I don’t want to sound (or be) all evangelical or fundamentalist or fanatical (too late), but the truth is that if I could have one thing for my daughters, it would be chastity and virginity for them AND THEIR HUSBANDS before marriage.
When did that become the most outlandish, crazy thing? When did it become naive to consider abstinence a realistic and worthwhile goal?
When did it happen that I feel ninety-seven years old when watching a movie about twenty- and thirty-somethings?
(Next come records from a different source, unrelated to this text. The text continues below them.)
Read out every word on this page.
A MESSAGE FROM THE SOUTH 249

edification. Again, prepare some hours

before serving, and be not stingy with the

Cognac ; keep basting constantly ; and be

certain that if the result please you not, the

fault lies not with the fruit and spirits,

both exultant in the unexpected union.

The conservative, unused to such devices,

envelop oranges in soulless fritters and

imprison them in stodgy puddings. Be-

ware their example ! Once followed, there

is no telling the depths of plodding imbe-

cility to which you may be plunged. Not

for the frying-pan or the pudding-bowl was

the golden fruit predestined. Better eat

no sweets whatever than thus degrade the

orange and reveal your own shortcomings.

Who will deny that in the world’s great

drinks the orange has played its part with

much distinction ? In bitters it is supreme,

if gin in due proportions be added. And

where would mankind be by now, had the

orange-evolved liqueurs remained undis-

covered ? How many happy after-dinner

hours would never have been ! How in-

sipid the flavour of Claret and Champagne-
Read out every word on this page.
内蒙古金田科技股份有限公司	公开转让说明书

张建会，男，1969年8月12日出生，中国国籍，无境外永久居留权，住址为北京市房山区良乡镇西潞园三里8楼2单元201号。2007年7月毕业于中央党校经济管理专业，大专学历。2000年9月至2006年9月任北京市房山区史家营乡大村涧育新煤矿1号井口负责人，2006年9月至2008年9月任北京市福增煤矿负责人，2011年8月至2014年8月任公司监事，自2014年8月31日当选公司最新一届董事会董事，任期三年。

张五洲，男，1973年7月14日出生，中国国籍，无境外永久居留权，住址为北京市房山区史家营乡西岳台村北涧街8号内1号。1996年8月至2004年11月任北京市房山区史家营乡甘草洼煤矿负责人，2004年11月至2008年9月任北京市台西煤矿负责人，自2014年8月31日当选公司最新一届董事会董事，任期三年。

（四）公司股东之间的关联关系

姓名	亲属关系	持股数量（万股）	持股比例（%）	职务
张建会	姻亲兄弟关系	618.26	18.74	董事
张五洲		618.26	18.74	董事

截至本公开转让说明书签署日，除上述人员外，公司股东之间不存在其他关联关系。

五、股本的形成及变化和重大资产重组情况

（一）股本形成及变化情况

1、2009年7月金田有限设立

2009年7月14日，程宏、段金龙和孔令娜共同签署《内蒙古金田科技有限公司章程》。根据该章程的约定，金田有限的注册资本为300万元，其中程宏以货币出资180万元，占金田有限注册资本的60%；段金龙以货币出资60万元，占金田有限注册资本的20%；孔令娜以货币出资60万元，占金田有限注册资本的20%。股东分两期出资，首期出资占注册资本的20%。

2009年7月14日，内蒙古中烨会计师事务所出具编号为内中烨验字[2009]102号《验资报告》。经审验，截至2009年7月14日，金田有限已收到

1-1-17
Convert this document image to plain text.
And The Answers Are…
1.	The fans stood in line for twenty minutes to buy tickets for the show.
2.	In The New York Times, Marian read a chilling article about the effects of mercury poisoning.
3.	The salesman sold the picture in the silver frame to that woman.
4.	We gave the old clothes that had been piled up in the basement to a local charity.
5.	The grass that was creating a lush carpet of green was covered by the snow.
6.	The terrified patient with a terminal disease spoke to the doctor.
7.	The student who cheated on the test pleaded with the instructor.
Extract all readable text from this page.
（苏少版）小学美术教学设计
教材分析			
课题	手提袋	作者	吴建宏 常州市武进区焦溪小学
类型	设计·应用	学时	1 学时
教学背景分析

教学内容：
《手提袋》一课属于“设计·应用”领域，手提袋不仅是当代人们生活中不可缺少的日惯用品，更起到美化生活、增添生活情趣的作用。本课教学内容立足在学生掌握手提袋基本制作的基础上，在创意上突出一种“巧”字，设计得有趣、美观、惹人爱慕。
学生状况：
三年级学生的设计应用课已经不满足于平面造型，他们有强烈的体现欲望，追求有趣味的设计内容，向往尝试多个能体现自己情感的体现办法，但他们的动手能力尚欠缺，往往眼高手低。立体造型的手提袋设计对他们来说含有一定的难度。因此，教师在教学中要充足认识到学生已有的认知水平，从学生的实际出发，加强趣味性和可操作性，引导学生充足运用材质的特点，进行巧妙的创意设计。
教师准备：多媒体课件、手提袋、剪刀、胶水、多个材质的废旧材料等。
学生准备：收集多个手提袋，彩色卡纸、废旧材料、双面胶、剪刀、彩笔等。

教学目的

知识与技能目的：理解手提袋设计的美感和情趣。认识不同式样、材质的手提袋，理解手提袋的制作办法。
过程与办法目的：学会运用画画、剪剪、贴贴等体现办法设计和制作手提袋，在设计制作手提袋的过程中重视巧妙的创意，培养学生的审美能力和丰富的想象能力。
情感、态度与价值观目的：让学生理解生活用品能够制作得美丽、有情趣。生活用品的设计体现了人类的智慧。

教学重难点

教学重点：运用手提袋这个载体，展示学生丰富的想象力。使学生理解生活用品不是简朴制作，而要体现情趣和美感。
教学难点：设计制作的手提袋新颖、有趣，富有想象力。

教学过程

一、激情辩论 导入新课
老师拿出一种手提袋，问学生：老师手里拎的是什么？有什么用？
Why is a determination of “unrealistic” considered the death knell to chastity and fidelity by some? There are a lot of other unrealistic ideals, like an end to poverty and war, but I don’t see any caring, conscious human being suggesting that we throw our hands up and turn our attention to making poverty and war as safe as possible for everyone. As if poverty and war can be made to be SAFE.
As if the fact of their inevitability somehow requires a relinquishment of the ideals of prosperity and peace.
Last week I got back in touch with a girl who was one of my best friends in eighth grade. We stayed in close contact throughout high school, but I haven’t seen her in fourteen years. She is now married with three daughters, and her husband is the boy that I was in love with for all my middle school years. In my mind, I was Anne and he was Gilbert Blythe. If I’d had a slate, I would have broken it over his head in order to increase the romantic parallels. (Of which there were many, not least being that we “hated” each other after being madly in love for approximately four months. I think he probably did actually hate me, or you know, didn’t care, but I was (not-so-secretly) pining, ever-hopeful, until my family moved away when I was thirteen.)
True love, at eleven, is pretty silly, of course. But, oh! did I love him. We met in fifth grade, in a tiny town, where elementary school ended at fourth grade, and we imagined ourselves quite grown up to be included in middle school, and especially the middle school dances. I still remember how it felt to dance with him, so close, so slow, so many hormones and so much heat. He was the first boy I ever loved.
We never kissed. We were chaste. (And yes, Mom, you were right to decide I wouldn’t go to any more dances until I was older, even so.)
The feeling I still feel for him, and for his wife, who was such a good friend to me, is overwhelming, when I think about it. I want their happiness, though we are not connected by any ties except old friendship, almost as much as I want my own.
And we never even kissed.
I cannot express to you how glad I am about that.
Chastity before marriage, and fidelity after. These things might be hard. They might be incredibly unrealistic, and uncool, and weird, and fanatical.
(And if my daughters are as imperfect as me, believe me — my idealism and my God do not in any way preclude understanding, compassion, repentance, and forgiveness.)
But chastity is what we are aiming for, and I’m not going to apologize or accept marginalization for that.